Il s'interroge sur la dépréciation de l'institution judiciaire, du manque de reconnaissance citoyen et des pressions excercées (financières, politiques) sur ses juges..tout en affirmant clairement que la Justice ne pourrait être indépendante, qu'avec une police indépendante de la tutelle du Ministère de l'Intérieur.

Quelques suggestions d'Eric pour améliorer la justice et les institutions :

- une police judicière rattachée à la justice

- un conseil de la magistrature vraiment indépendant (moins de syndicats, de politiques)

- une responsabilisation accrue des juges, la fin de l'auto-protection du "milieu"

- rompre l'isolement des jeunes magistrats (réduction des tribunaux / dept-régions)

- césure nette entre le parquet et le siège

- supprimer les mises en examen (pour un statut global de témoin, à la base)

- suppression du secret de l'instruction (impossible à tenir pour les affaires sensibles) et anonymat garanti pour les juges d'instruction avec..la présence d'un personnage différent (haute administration) s'occupant de la communication médiatique

- motivations des décisions des cours d'assises, avec des jurés isolés (prob.médias)

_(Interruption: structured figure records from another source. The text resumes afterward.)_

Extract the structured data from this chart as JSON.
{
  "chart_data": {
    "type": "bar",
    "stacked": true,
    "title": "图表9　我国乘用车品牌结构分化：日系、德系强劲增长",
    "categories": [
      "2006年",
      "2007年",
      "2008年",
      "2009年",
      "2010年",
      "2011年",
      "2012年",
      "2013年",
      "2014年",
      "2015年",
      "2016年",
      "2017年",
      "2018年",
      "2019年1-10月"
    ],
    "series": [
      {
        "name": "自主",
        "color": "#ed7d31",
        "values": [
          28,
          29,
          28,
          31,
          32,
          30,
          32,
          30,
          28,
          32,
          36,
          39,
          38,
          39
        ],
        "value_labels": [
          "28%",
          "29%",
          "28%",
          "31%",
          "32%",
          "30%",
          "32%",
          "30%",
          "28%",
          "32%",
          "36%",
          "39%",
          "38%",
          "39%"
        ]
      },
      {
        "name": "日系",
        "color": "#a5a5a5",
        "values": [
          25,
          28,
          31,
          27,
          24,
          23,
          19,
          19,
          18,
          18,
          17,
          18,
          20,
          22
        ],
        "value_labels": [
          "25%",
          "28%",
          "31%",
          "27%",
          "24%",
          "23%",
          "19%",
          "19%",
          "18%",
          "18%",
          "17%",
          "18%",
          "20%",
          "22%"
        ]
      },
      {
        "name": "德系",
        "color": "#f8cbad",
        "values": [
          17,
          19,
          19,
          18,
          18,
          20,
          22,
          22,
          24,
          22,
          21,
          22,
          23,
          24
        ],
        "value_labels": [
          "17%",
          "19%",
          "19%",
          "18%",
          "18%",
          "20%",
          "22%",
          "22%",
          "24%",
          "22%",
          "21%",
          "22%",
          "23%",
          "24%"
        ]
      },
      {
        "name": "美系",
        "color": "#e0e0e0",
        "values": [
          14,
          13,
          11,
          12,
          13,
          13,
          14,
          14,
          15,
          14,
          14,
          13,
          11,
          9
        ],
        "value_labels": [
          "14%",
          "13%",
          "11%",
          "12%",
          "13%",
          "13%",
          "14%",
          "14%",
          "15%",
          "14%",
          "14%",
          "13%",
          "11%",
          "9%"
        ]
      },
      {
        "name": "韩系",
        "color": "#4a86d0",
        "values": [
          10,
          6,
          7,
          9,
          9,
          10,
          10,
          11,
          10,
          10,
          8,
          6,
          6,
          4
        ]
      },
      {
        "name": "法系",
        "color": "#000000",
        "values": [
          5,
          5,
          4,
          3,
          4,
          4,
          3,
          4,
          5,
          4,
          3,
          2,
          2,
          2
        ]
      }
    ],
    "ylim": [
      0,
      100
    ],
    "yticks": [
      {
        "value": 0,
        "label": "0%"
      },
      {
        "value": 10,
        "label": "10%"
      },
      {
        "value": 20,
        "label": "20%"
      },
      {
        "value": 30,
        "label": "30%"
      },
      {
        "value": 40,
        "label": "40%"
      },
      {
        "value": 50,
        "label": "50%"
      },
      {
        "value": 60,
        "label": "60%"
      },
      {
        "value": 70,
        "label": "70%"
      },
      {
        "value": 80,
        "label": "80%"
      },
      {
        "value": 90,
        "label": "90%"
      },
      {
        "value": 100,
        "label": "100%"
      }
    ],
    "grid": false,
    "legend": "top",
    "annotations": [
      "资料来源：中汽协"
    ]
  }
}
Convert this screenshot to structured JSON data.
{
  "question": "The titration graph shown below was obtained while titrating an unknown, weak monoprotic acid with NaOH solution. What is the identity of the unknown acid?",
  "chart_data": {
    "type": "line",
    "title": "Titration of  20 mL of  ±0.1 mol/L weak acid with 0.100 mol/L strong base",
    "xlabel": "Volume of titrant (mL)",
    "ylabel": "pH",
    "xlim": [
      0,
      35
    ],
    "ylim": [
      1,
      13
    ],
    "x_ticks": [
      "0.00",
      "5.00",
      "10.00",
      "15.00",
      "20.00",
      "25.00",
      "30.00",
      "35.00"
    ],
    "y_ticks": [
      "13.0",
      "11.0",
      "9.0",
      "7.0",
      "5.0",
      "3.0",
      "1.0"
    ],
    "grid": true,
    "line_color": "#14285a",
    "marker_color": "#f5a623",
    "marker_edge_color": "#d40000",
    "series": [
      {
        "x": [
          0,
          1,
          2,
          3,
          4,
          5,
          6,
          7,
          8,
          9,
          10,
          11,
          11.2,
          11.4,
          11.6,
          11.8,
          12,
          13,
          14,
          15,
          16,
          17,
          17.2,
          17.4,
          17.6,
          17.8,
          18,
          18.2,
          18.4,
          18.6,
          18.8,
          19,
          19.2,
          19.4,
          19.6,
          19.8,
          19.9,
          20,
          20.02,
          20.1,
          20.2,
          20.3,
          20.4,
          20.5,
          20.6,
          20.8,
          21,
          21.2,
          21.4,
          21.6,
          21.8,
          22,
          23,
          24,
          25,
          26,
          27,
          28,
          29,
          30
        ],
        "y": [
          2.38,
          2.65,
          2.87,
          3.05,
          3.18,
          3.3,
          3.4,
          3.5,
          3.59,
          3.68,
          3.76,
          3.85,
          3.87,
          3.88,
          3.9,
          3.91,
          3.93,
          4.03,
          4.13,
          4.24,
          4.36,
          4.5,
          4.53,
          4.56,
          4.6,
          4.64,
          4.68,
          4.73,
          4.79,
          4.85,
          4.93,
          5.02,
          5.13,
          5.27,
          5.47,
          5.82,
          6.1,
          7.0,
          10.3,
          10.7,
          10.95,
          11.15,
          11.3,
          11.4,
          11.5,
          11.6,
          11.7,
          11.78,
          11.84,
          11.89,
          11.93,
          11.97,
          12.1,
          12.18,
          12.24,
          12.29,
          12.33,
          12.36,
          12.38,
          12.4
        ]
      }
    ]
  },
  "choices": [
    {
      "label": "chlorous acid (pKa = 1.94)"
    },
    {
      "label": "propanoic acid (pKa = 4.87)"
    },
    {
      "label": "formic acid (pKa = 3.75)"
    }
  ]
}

- création de commissions permanentes sur les prisons, les médias

- création d'un droit de recours citoyen sur le manque d'ouverture d'une information

- une coopération renforcée, avec l'Europe et le Monde, dans l'investigation judiciaire (actuellement beaucoup trop longue, parfois un an ou plus) et des procédures communes

- renforcer le combat international contre la filière commune de corruption, banditisme : drogue, finances occultes (paradis fiscaux, blanchiments), détournements à des fins politiques

- accroitre une réelle repression (trop d'amnesties actuellement) légitime à l'égard des politiciens détournant de l'argent public, avec une plus grande rigueur dans l'application des décisions sur l'inégibilité et ses conséquences sur les carrières politiques

- appliquer vraiment le non-cumul des mandats afin de limiter les tentations locales (marchés publics et procédures d'attributions), liés à la faiblesse d'un élu

Sur la Commission Outreau, il n'a pas manqué de s'interroger...sur le rôle du parlement et de la non saisie d'autres affaires pourtant plus que délicates (clearmstram, terrorisme, Allegre etc..) tout en se demandant si la pression politico-médiatique autour d'un jeune juge d'instruction était vraiment la bonne méthode pour permettre à la justice d'évoluer, dans la sérénité.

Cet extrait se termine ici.